Location. Homes in the same neighborhood typically follow the same market trends. Comparing your home to another in the same neighborhood is a good start, but comparing it to homes on the same street or block is even better. We typically will start with a very narrow focus (street level, neighborhood) and then widen the scope to look further out if we’re not finding a lot of sales in the area.
Date of sale. We don’t want to use homes that sold too long ago as market conditions shift over time. A good rule of thumb is to look within the last three months, although exceptions can be made for unique properties that are not as easy to define. The closer the date, the better for comparable purposes as even a couple of months can shift the market in a different direction. Other factors, like time of year should also be considered (ie a home in the springtime market is more likely to sell faster and for a higher price than one sold in December).
Home build. Look for homes with similar architectural styles, numbers of bathrooms and bedrooms, square footage, and other basics.

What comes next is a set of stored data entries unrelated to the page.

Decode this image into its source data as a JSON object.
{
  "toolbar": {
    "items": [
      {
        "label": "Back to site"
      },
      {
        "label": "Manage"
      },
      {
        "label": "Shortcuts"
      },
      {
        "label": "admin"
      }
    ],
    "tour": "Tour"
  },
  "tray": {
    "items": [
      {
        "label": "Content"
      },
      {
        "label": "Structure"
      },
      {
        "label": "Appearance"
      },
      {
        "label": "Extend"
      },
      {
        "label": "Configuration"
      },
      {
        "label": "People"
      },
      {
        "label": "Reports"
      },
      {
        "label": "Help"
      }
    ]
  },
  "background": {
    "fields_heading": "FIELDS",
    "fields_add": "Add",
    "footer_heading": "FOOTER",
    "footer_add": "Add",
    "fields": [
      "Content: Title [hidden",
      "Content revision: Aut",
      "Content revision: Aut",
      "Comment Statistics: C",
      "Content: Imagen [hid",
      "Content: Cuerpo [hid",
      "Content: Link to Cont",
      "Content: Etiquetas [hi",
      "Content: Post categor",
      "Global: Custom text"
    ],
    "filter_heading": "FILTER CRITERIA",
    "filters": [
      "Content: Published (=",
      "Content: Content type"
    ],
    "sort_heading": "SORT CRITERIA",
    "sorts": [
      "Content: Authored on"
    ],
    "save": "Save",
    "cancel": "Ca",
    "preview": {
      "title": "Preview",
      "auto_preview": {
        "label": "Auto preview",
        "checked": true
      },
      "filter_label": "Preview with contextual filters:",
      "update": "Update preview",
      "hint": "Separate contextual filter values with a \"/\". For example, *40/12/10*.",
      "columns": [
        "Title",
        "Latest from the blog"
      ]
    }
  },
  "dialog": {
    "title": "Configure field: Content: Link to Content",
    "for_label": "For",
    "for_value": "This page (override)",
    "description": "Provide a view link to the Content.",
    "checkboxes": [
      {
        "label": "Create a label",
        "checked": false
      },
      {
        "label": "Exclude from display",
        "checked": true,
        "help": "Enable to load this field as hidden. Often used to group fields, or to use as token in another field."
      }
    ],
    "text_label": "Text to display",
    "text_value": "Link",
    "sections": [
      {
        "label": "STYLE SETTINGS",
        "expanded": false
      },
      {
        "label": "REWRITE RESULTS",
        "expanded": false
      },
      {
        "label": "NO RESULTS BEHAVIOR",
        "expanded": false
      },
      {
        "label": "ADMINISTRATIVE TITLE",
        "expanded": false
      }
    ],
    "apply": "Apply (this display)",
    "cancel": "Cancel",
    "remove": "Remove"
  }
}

We will often try to compare to the same builder or floorplan if possible. Knowing who built in a neighborhood and where else they have built can be a huge help in knowing where to look for potential comparable sales.
Features and upgrades. Remodeled bathrooms and kitchens can raise a home’s price, and so can less flashy upgrades like a new roof or HVAC system. We want to be sure to look for similar bells and whistles. If properties with similar upgrades can’t be found, adjustments can be made to compensate although it is worth noting that these upgrades never come with a dollar-to-dollar value.
Sale types and terms. Homes that are sold as short sales or foreclosures are often in distress or sold at a lower price than they’d receive from a more typical sale. These homes are not as useful for comparisons. Other items like seller paid closing costs and concessions should be looked at as well. A home that sold for $10,000 over asking price that included $10,000 in seller paid closing costs isn’t the same as a house that sold for $10,000 over asking with no seller concessions.